It’s conniption time on Capitol Hill, as the Obama administration is demonstrating quietly there will be at least some consequences for stonewalling the administration’s effort actually to forge, or at least begin to forge, a two-state peace settlement in Israel-Palestine. The first shoe to drop was a State Department spokesperson’s almost passive acknowledgement that no, the United States is not going to cut off all relations with the Palestinian Authority because of its efforts to heal its breach with Hamas by forming a unity “technocratic” government.

Israel has been complaining loudly, along with its allies in Congress. Its stated objections are two-fold: Hamas rejects the two state solution, and in many of its public statements, calls for the end of Israel; Hamas has committed terrorist acts against Israeli civilians, particularly in late 1990s as the Oslo process was winding down.

These are obviously serious issues: there won’t be a two-state solution if the Palestinian side doesn’t seek one, with all the recognition of Israel’s permanence that such a solution implies. But wait a second. The United States has obviously been willing to deal with Israel’s government—more than deal with it, subsidize it, treat it as a valued strategic ally, etc.—despite the fact that Israel’s Likud Charter calls for Israeli sovereignty over the entire West Bank, and Israel’s government includes ministers who themselves are sworn enemies of the two-state solution. Prime Minister Netanyahu’s election platform called explicitly for there to be no Palestinian state on the West Bank and for exclusive Israeli control over Jerusalem. Netanyahu’s coalition partner Naftali Bennett has long called for Israeli annexation of most of the West Bank, perhaps leaving the Palestinian towns as “self-governed” bantustans. If the congressmen now jumping up and down about the inclusion of Hamas “technocrats” in a unity Palestinian government raised any objection when an Israeli government included ministers calling for annexation of the West Bank and no Palestinian state, they did so very quietly.

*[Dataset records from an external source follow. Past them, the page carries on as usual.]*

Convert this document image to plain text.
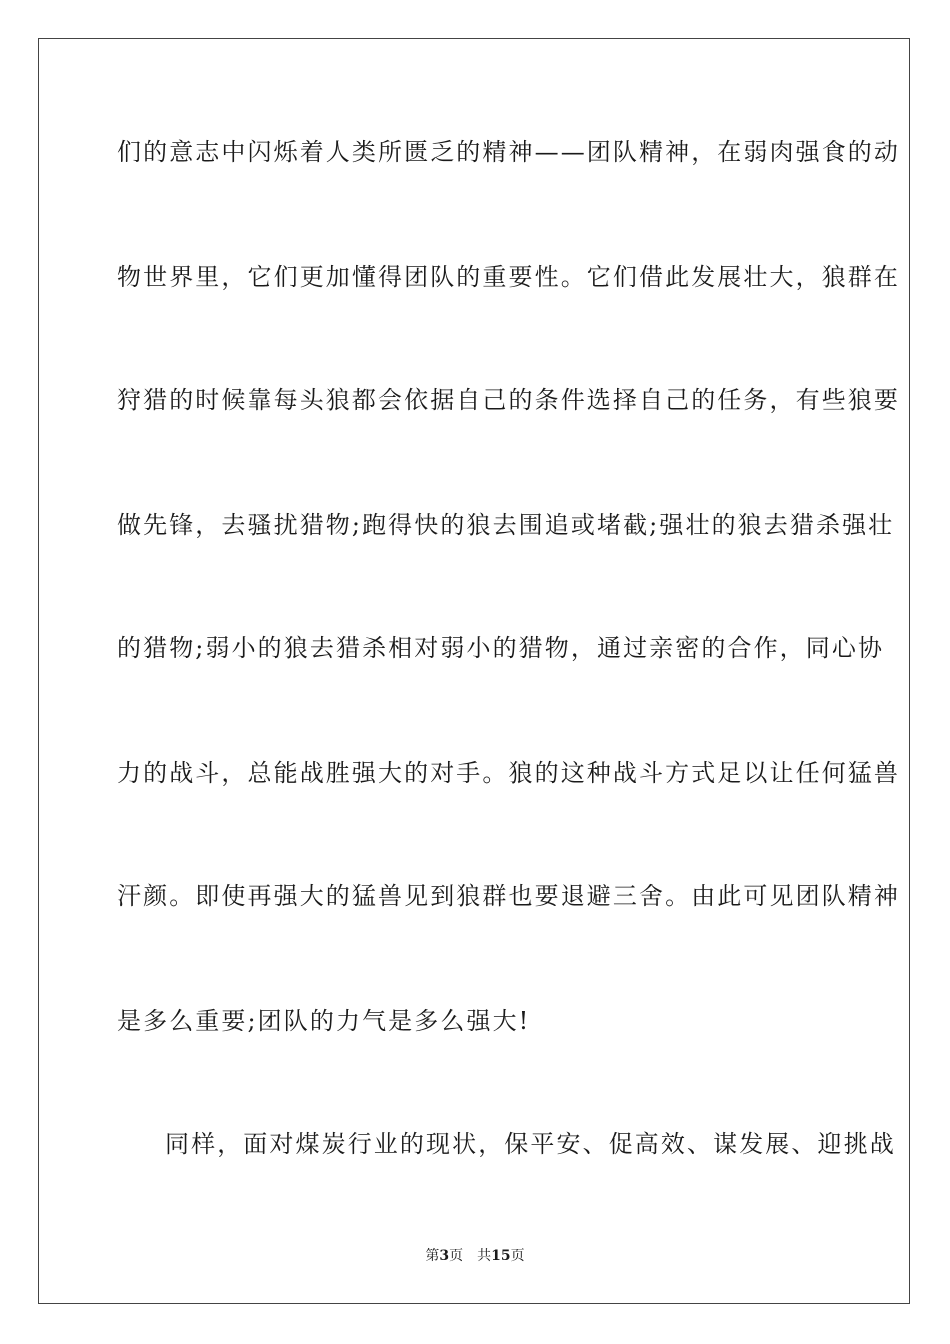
们的意志中闪烁着人类所匮乏的精神——团队精神，在弱肉强食的动
物世界里，它们更加懂得团队的重要性。它们借此发展壮大，狼群在
狩猎的时候靠每头狼都会依据自己的条件选择自己的任务，有些狼要
做先锋，去骚扰猎物;跑得快的狼去围追或堵截;强壮的狼去猎杀强壮
的猎物;弱小的狼去猎杀相对弱小的猎物，通过亲密的合作，同心协
力的战斗，总能战胜强大的对手。狼的这种战斗方式足以让任何猛兽
汗颜。即使再强大的猛兽见到狼群也要退避三舍。由此可见团队精神
是多么重要;团队的力气是多么强大!
同样，面对煤炭行业的现状，保平安、促高效、谋发展、迎挑战
第3页 共15页
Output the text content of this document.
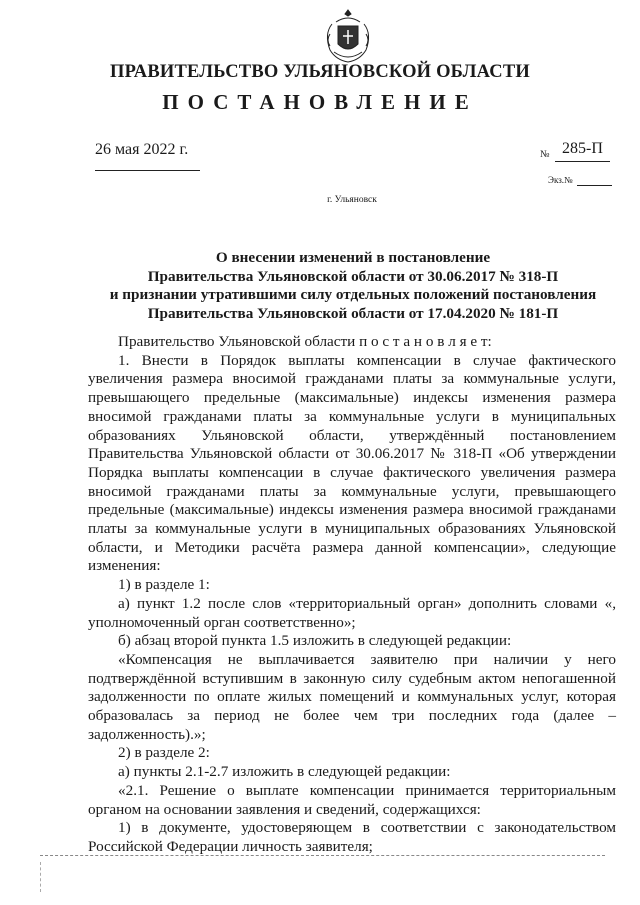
ПРАВИТЕЛЬСТВО УЛЬЯНОВСКОЙ ОБЛАСТИ
ПОСТАНОВЛЕНИЕ
26 мая 2022 г.	№ 285-П
Экз.№
г. Ульяновск
О внесении изменений в постановление
Правительства Ульяновской области от 30.06.2017 № 318-П
и признании утратившими силу отдельных положений постановления
Правительства Ульяновской области от 17.04.2020 № 181-П

Правительство Ульяновской области п о с т а н о в л я е т:

1. Внести в Порядок выплаты компенсации в случае фактического увеличения размера вносимой гражданами платы за коммунальные услуги, превышающего предельные (максимальные) индексы изменения размера вносимой гражданами платы за коммунальные услуги в муниципальных образованиях Ульяновской области, утверждённый постановлением Правительства Ульяновской области от 30.06.2017 № 318-П «Об утверждении Порядка выплаты компенсации в случае фактического увеличения размера вносимой гражданами платы за коммунальные услуги, превышающего предельные (максимальные) индексы изменения размера вносимой гражданами платы за коммунальные услуги в муниципальных образованиях Ульяновской области, и Методики расчёта размера данной компенсации», следующие изменения:

1) в разделе 1:

а) пункт 1.2 после слов «территориальный орган» дополнить словами «, уполномоченный орган соответственно»;

б) абзац второй пункта 1.5 изложить в следующей редакции:

«Компенсация не выплачивается заявителю при наличии у него подтверждённой вступившим в законную силу судебным актом непогашенной задолженности по оплате жилых помещений и коммунальных услуг, которая образовалась за период не более чем три последних года (далее – задолженность).»;

2) в разделе 2:

а) пункты 2.1-2.7 изложить в следующей редакции:

«2.1. Решение о выплате компенсации принимается территориальным органом на основании заявления и сведений, содержащихся:

1) в документе, удостоверяющем в соответствии с законодательством Российской Федерации личность заявителя;
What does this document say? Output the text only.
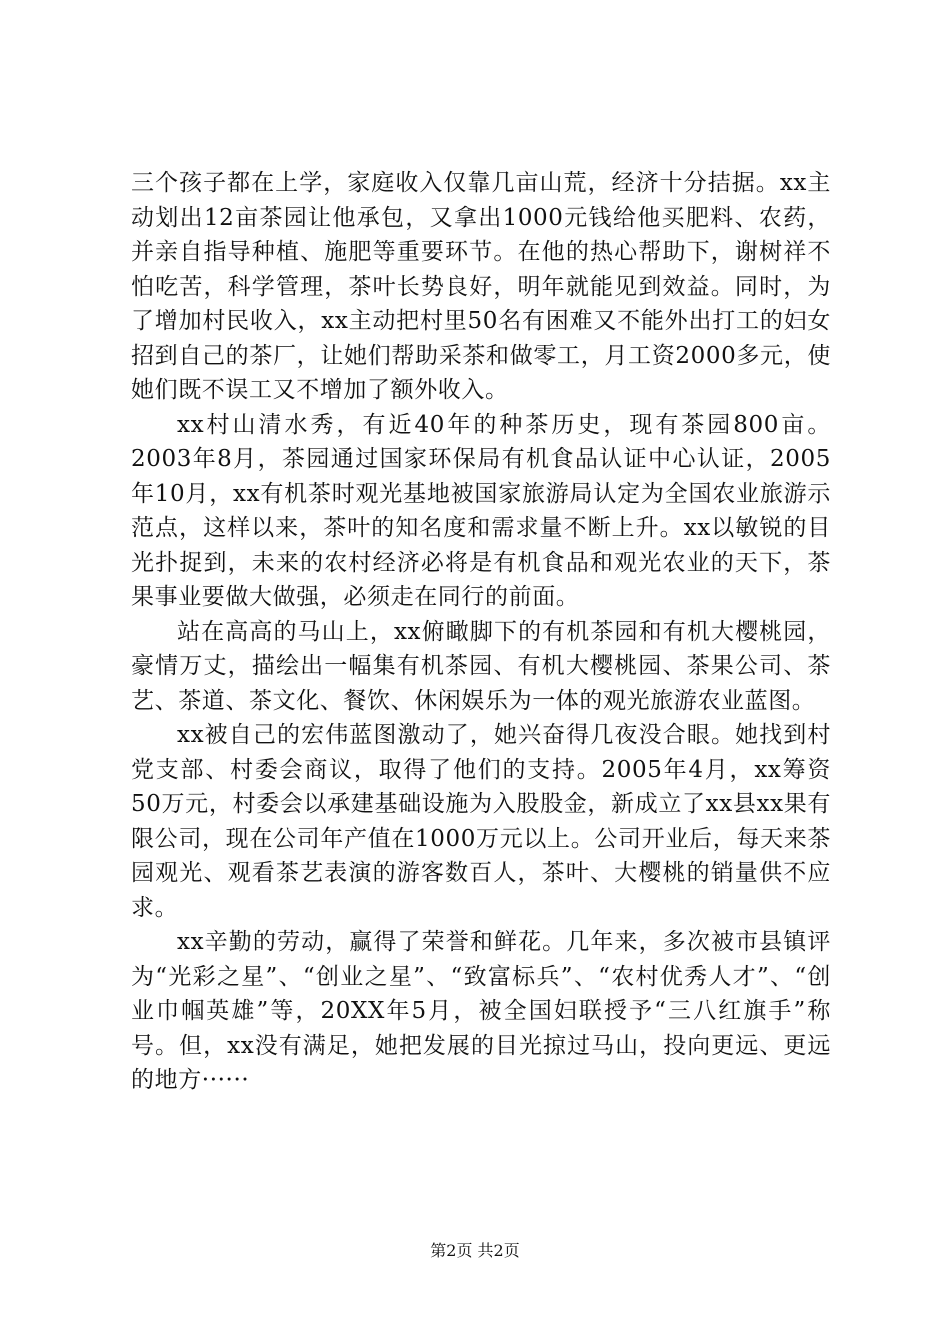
三个孩子都在上学，家庭收入仅靠几亩山荒，经济十分拮据。xx主动划出12亩茶园让他承包，又拿出1000元钱给他买肥料、农药，并亲自指导种植、施肥等重要环节。在他的热心帮助下，谢树祥不怕吃苦，科学管理，茶叶长势良好，明年就能见到效益。同时，为了增加村民收入，xx主动把村里50名有困难又不能外出打工的妇女招到自己的茶厂，让她们帮助采茶和做零工，月工资2000多元，使她们既不误工又不增加了额外收入。

xx村山清水秀，有近40年的种茶历史，现有茶园800亩。2003年8月，茶园通过国家环保局有机食品认证中心认证，2005年10月，xx有机茶时观光基地被国家旅游局认定为全国农业旅游示范点，这样以来，茶叶的知名度和需求量不断上升。xx以敏锐的目光扑捉到，未来的农村经济必将是有机食品和观光农业的天下，茶果事业要做大做强，必须走在同行的前面。

站在高高的马山上，xx俯瞰脚下的有机茶园和有机大樱桃园，豪情万丈，描绘出一幅集有机茶园、有机大樱桃园、茶果公司、茶艺、茶道、茶文化、餐饮、休闲娱乐为一体的观光旅游农业蓝图。

xx被自己的宏伟蓝图激动了，她兴奋得几夜没合眼。她找到村党支部、村委会商议，取得了他们的支持。2005年4月，xx筹资50万元，村委会以承建基础设施为入股股金，新成立了xx县xx果有限公司，现在公司年产值在1000万元以上。公司开业后，每天来茶园观光、观看茶艺表演的游客数百人，茶叶、大樱桃的销量供不应求。

xx辛勤的劳动，赢得了荣誉和鲜花。几年来，多次被市县镇评为“光彩之星”、“创业之星”、“致富标兵”、“农村优秀人才”、“创业巾帼英雄”等，20XX年5月，被全国妇联授予“三八红旗手”称号。但，xx没有满足，她把发展的目光掠过马山，投向更远、更远的地方······

第2页 共2页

Terrorism is also a serious issue. But, sad to say, there are many leaders and factions in the Mideast who have engaged in terrorism, including, of course former Israeli prime ministers and Likud leaders Menachem Begin and Yitzhak Shamir. Beyond the Mideast, IRA leaders are welcome in Washington, and that’s only the tip of the iceberg. If they seek them, Palestinians can find numerous precedents for the evolution from terrorist to freedom fighter to venerated statesman.

We are left to acknowledge the beginnings of a real breach between American policies and those of Israel. American politicians will deny it: John Kerry has said again and again, there must be “no daylight” between Washington and Israel—Kerry reiterated the phrase just last year. But the phrase has begun to sound false, more and more like the ritualistic protests of a couple on the way to a break-up. Obama’s true feelings came through in an open-mike moment when he told the president of France (who had called Netanyahu a liar) that he had to talk to him on the phone all the time. Netanyahu’s feelings about the peace process came over in this record of his recent talk before a Likud audience—where he mocked the peace process and noted how much settlement building had progressed under his government. You just had to know how to manipulate the Americans, he said, easily enough done.

But the daylight is there. The United States will deal with a Palestinian entity that includes Hamas. The European countries will do the same—none of them are cutting off ties. Israel will have established that it can call loudly for something and no one listens. It’s far from clear that Israel wants the Palestinian Authority to collapse—if it did, Israel would be left with the formal obligations of an occupying power, which it doesn’t really want.

It’s a long process. Under Obama, the United States seems to have finally recognized that it faces the prospect of Israel becoming a full-fledged apartheid state, rather than an occupying power seeking to get the best deal in return for giving up occupied territories. Does the United States want to have an alliance with an apartheid state be the centerpiece of its Mideast strategy? Under Obama, the answer is no. Somehow I doubt his successors will answer all that differently.